Clariant also offers masterbatches using conventional synthetic additives in a PLA carrier, including Cesa^®-bloc antiblock masterbatches and Cesa^®-light UV stabilizer masterbatches. Mr. Jacobs reports that Clariant is researching Cesa^®-natur masterbatches that would feature not only a bioresin carrier, but additives from natural sources. Among the products being evaluated are slip additive masterbatches, based on naturally occurring waxes that can produce a coefficient of friction (CoF) in PLA films similar to that achieved with synthetic waxes. Natural aromatic molecules are being studied as light-stabilizing masterbatches for biopolymers or as a UV filter to protect the contents inside of packaging made of bioplastics such as PLA. “The more we can do from natural sources, the better,” says Mr. Jacobs, who notes that while, in general, natural materials tend to have more limitations than synthetic materials, Clariant continues research and development efforts to obtain the best possible performance from natural materials.

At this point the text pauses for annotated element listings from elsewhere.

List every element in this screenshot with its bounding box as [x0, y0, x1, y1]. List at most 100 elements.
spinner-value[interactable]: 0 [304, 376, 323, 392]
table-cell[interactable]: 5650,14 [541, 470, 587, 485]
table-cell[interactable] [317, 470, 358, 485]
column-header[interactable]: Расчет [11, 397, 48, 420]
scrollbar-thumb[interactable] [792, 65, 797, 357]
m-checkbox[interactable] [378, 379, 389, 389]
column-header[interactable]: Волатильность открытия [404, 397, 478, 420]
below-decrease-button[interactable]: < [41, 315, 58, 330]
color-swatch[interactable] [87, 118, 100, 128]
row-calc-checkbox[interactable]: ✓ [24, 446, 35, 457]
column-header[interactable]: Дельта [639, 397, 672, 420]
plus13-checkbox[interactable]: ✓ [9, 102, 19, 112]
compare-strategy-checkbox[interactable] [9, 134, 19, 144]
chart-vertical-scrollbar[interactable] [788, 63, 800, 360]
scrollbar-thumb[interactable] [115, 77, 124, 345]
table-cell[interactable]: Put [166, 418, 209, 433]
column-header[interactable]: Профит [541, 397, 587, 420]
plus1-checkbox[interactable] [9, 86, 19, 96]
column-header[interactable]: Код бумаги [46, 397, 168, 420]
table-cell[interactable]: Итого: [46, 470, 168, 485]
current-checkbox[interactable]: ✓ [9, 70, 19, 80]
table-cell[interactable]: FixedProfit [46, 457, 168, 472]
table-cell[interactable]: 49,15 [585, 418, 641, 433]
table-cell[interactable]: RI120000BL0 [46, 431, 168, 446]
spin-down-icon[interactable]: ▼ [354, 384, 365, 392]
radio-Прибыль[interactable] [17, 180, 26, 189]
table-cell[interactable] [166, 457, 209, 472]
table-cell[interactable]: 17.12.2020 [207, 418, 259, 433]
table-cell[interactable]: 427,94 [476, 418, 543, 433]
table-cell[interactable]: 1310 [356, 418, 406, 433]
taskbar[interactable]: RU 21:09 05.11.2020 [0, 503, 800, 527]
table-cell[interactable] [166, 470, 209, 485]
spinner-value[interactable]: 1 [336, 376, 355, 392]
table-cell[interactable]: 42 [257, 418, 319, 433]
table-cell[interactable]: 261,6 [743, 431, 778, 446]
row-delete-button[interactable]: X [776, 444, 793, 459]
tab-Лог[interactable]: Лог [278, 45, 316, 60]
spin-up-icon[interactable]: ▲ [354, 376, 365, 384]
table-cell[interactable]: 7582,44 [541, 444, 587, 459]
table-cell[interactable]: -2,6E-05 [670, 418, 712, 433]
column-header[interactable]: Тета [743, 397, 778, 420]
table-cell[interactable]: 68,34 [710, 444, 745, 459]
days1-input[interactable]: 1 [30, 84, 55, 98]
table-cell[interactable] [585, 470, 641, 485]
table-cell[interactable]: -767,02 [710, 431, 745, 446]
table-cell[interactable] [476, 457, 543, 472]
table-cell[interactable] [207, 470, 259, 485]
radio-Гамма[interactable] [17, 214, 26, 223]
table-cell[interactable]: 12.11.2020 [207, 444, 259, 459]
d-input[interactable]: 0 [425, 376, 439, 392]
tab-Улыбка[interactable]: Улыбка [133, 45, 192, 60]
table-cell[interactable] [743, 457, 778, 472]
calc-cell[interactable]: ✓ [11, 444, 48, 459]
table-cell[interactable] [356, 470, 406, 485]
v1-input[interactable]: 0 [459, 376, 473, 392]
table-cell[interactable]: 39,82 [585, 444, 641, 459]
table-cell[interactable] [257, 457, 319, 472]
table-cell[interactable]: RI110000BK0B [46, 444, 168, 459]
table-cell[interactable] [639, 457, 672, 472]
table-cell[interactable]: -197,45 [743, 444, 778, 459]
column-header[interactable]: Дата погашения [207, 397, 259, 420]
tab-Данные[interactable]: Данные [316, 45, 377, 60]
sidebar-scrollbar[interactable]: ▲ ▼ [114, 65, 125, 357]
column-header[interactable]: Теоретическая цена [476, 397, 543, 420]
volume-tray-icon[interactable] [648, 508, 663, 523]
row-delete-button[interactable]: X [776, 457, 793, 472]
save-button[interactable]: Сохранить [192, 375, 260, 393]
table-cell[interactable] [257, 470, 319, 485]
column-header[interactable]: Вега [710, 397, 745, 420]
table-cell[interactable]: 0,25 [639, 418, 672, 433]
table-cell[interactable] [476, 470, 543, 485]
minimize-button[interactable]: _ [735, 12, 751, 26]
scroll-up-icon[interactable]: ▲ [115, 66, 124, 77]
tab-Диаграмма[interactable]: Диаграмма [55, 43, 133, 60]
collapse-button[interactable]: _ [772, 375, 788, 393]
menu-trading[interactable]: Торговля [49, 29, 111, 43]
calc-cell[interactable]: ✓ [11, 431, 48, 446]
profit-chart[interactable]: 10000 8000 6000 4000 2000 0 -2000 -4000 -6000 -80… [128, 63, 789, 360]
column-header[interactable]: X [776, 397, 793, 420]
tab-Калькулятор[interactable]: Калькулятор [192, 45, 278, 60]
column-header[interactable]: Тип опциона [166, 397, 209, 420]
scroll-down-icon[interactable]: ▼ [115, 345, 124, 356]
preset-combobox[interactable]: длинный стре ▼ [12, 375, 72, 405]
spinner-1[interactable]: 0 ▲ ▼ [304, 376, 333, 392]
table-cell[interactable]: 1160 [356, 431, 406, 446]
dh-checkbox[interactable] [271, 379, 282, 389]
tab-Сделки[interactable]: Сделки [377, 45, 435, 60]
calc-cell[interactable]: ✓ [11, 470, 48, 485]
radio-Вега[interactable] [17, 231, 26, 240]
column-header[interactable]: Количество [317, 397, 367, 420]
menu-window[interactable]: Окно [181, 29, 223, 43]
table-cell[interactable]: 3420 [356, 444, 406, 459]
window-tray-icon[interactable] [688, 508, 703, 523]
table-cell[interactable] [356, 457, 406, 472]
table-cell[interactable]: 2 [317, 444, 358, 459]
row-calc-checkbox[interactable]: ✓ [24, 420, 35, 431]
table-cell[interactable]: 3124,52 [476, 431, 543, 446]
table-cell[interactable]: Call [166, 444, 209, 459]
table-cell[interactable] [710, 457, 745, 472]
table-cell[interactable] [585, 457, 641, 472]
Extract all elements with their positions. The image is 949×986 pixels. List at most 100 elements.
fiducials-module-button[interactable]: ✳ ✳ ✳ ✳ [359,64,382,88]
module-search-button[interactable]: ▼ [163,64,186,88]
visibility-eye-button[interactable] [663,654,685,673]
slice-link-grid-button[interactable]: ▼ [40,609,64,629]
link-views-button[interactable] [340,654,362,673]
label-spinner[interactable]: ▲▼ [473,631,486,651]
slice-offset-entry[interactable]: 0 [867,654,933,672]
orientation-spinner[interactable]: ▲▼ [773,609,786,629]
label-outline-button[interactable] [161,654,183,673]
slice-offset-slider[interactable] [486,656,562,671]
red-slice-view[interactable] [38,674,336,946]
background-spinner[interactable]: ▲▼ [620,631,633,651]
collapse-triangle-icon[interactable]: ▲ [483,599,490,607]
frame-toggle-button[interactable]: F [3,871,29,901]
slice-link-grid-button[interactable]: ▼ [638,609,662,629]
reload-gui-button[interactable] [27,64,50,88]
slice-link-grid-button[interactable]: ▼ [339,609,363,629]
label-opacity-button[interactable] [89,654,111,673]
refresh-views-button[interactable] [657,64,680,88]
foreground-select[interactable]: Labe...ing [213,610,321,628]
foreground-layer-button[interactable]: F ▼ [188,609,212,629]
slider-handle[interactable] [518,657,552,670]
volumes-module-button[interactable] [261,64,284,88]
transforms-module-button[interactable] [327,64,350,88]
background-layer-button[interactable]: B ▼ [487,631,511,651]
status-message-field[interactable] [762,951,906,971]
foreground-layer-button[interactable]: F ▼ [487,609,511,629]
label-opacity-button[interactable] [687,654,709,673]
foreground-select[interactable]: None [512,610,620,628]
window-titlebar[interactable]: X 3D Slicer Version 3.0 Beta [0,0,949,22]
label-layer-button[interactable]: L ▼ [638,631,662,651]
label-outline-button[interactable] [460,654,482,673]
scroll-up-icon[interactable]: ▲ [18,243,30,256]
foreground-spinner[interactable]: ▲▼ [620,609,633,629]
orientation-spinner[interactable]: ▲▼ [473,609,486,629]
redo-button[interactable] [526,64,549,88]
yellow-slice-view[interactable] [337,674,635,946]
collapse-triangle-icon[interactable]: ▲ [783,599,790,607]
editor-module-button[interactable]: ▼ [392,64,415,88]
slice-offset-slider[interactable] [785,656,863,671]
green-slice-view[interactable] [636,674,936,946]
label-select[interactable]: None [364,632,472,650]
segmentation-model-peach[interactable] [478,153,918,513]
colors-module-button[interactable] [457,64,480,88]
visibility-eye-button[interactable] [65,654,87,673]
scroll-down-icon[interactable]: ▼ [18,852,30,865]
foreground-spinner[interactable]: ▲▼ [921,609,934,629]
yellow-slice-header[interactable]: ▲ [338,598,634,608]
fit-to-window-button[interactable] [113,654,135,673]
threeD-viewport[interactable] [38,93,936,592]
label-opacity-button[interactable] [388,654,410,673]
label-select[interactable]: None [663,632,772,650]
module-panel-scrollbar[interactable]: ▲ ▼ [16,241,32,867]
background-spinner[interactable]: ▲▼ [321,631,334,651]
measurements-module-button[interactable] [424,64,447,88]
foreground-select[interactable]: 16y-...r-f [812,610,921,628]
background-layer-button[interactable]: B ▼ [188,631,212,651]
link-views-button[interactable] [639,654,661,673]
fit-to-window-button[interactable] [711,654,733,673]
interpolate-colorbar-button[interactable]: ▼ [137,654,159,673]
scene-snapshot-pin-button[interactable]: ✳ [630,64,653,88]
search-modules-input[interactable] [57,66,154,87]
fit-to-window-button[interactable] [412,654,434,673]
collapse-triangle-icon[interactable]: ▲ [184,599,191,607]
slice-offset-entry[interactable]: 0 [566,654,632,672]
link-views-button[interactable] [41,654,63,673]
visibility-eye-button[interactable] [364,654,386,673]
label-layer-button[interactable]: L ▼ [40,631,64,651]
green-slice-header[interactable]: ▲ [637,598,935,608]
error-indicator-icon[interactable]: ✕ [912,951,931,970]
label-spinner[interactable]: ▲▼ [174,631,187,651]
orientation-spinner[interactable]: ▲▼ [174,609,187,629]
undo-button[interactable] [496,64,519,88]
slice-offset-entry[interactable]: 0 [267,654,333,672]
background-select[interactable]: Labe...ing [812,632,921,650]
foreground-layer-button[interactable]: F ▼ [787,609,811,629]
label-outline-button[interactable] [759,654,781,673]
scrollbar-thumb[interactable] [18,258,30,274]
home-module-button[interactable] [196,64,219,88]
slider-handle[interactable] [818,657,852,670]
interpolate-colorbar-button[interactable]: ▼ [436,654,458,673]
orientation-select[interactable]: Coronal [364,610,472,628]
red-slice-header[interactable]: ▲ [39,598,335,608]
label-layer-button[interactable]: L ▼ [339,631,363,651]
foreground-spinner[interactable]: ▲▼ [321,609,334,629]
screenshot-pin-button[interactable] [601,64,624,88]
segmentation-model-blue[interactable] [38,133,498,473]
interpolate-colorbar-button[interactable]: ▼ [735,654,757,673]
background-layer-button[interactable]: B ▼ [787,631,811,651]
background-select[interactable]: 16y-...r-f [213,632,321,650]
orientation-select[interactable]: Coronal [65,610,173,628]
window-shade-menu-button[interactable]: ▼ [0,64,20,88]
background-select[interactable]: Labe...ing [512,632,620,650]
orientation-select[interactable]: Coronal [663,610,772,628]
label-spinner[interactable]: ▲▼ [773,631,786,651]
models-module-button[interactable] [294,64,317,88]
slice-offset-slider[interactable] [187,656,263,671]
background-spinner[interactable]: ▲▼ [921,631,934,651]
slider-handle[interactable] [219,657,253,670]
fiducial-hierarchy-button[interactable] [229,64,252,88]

Improving heat distortion or heat deflection temperatures to withstand higher processing and use temperatures for PLA is an area of continuing development. PLA’s low heat deflection temperature, around 50-60°C, can cause PLA packages or bottles to deform during storage, as well as cause sticky pellets in transportation and handling. PLA has grown so far in applications that don’t require high use temperatures, such as refrigerated food packaging, but researchers are looking at ways to improve temperature resistance. NatureWorks reports that cellulose fibres can increase the heat resistance of PLA, and compatibilized starch particles added to PLA can reduce cost and enhance modulus and heat resistance. Additives such as nucleating agents can give slight increases in heat resistance. Researchers are also looking further at fibre reinforcement. Industry experts note that, while additive approaches give incremental improvements, development of polymers with increased crystallinity or alloys of biopolymers with synthetic polymers are more likely to enable significant gains in heat resistance.

 

“The biopolymer industry has a continued need to provide a full range of products that meet different performance requirements. There is much space for growth of polymers and additives of different kinds,” concludes Catia Bastioli, chief executive officer of Novamont.